FRESH FISH FOR DINNER: HOW TO BE SURE IT TASTES GREAT

Have you ever eaten fish that tasted … off? There can be many reasons for this, but the most common one is poor handling procedures. And the most common factor is temperature. To stay good, fish needs to stay cold. Many local fishermen began their angling careers up north, where it’s common practice to keep fish on stringers, in empty buckets or simply tossed on the deck. That’s not a problem when the water and air temperatures are cool. But check the thermometer — we’re not in Michigan anymore. With our heat, even on many winter days, a fish starts decomposing as soon as it dies. Rotting fish, in case you didn’t know, never tastes good. The solution is ice, and plenty of it. As soon as you catch the fish, put in a cooler full of slush (ice plus salt water). When you’re done for the day, don’t dump the cooler. Take the fish out one a time and clean them. After you clean each fish, get it back on ice (fresh ice, not the ice full of fish slime). Keep them cold until you cook them. You’ll be amazed how much easier it will be to clean well-firmed fish, and how much better your fish will taste.

 

Although catch and release has become common practice, most anglers like a to keep a fish for the table at least once in a while.
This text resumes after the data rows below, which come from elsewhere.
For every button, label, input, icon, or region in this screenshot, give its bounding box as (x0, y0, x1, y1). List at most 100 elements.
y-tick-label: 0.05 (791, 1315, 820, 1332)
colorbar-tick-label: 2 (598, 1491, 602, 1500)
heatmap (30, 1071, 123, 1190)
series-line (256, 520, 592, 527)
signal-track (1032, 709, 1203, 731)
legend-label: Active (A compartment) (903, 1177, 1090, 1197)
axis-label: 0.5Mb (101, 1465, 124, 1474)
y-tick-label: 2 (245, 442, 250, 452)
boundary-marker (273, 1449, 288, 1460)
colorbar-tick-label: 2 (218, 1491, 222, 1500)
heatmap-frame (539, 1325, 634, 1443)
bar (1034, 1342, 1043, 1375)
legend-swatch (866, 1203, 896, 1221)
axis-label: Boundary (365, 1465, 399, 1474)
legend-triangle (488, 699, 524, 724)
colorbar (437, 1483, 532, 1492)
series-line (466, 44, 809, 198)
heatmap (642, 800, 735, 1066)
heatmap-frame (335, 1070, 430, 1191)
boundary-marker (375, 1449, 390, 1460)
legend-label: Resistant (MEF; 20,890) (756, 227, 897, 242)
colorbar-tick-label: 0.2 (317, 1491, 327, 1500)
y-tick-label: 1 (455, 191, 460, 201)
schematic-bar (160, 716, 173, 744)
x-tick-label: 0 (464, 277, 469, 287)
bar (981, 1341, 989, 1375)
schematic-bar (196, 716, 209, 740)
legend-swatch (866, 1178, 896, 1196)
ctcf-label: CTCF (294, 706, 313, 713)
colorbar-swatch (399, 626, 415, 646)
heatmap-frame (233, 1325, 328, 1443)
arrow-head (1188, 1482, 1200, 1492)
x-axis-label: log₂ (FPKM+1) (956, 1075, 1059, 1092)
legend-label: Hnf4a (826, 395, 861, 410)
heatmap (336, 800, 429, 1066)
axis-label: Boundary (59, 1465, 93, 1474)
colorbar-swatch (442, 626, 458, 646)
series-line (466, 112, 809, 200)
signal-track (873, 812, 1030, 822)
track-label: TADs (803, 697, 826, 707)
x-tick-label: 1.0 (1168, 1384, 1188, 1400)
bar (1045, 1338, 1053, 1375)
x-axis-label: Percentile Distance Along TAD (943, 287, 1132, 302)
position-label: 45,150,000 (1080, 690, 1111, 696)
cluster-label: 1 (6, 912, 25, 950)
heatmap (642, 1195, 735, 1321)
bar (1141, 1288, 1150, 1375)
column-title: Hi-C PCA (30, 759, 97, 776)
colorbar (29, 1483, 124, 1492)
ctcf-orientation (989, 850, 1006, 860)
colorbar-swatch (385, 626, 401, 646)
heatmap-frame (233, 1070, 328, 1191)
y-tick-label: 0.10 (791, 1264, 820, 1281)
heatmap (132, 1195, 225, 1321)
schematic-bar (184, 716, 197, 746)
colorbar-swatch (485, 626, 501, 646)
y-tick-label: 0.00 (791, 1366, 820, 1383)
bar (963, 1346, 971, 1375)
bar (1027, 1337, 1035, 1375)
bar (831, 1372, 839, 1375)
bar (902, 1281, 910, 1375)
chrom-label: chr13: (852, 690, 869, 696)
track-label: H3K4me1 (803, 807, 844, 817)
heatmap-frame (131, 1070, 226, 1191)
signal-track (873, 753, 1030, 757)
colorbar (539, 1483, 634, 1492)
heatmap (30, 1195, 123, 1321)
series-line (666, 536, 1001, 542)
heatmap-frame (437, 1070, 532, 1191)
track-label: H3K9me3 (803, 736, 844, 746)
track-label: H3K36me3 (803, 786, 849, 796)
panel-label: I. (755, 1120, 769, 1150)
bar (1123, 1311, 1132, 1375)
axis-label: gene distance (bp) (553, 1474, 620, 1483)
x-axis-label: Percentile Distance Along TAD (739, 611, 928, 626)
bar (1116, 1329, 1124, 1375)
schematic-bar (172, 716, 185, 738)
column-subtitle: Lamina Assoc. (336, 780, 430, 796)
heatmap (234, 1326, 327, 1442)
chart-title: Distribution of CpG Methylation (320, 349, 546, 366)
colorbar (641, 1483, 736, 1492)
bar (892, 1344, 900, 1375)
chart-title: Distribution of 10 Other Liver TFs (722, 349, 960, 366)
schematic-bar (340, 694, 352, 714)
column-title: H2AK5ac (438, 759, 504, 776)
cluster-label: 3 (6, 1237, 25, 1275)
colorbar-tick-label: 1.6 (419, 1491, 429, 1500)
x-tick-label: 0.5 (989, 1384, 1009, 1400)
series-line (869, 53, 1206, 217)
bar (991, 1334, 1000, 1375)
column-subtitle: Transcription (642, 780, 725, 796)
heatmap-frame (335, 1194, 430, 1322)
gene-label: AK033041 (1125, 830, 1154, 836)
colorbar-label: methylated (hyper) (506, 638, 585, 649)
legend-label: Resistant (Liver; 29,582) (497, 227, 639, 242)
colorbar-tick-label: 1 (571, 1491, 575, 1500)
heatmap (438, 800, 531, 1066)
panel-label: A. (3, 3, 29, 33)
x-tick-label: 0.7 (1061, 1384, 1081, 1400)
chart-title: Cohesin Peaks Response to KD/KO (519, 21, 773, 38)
There’s not much better than fresh-caught fish, but poor handling practices can ruin the dining experience. When you fillet, take your time and get as much meat off the fish as possible. Some species are easy to fillet — trout, Spanish mackerel and mahi, for example. Others, such as pompano, tripletail and cobia, are trickier. But every ounce is precious, so be patient and let your knife guide you. Don’t overlook the tender pieces above the skull and on the cheeks. With smaller fish, such as mangrove or lane snapper and grunts, filleting will waste a huge amount of meat. Whole preparation may be better in these cases. Fish is best fresh, so keep it in the fridge and eat it within a day or two. If you must freeze fish, vacuum seal it or freeze the fillets in lightly salted water, then use them within two months.

 

Grouper and snook are top choices for table fish, and when they're not open to harvest there's much grumbling. Well, quit your bellyaching, because there are plenty of fish in the sea. Inshore anglers looking for dinner can switch to sheepshead, which are just as good as snook. Offshore, cooler water temperatures bring many reef species closer to shore. Even though the gags have to go back (and in federal waters, so do the red grouper), there are huge numbers of snapper, grunts and porgies out there. Generally speaking, these fish are not only easier to catch but also milder-tasting than grouper. Yes, you’ll have to fillet a few more to get the same amount of meat, but the bag limits are far more liberal. When grouper season is closed, there are a lot fewer fishermen willing to spend the gas money to get out to the reefs. That’s a mystery — why will people drop $300 on fuel to get 10 pounds of grouper but not to load up 50 pounds of porgy and grunt fillets? Maybe it’s part of the grouper marketing strategy, but why are you letting someone else tell you what fish is more desirable? Try it for yourself.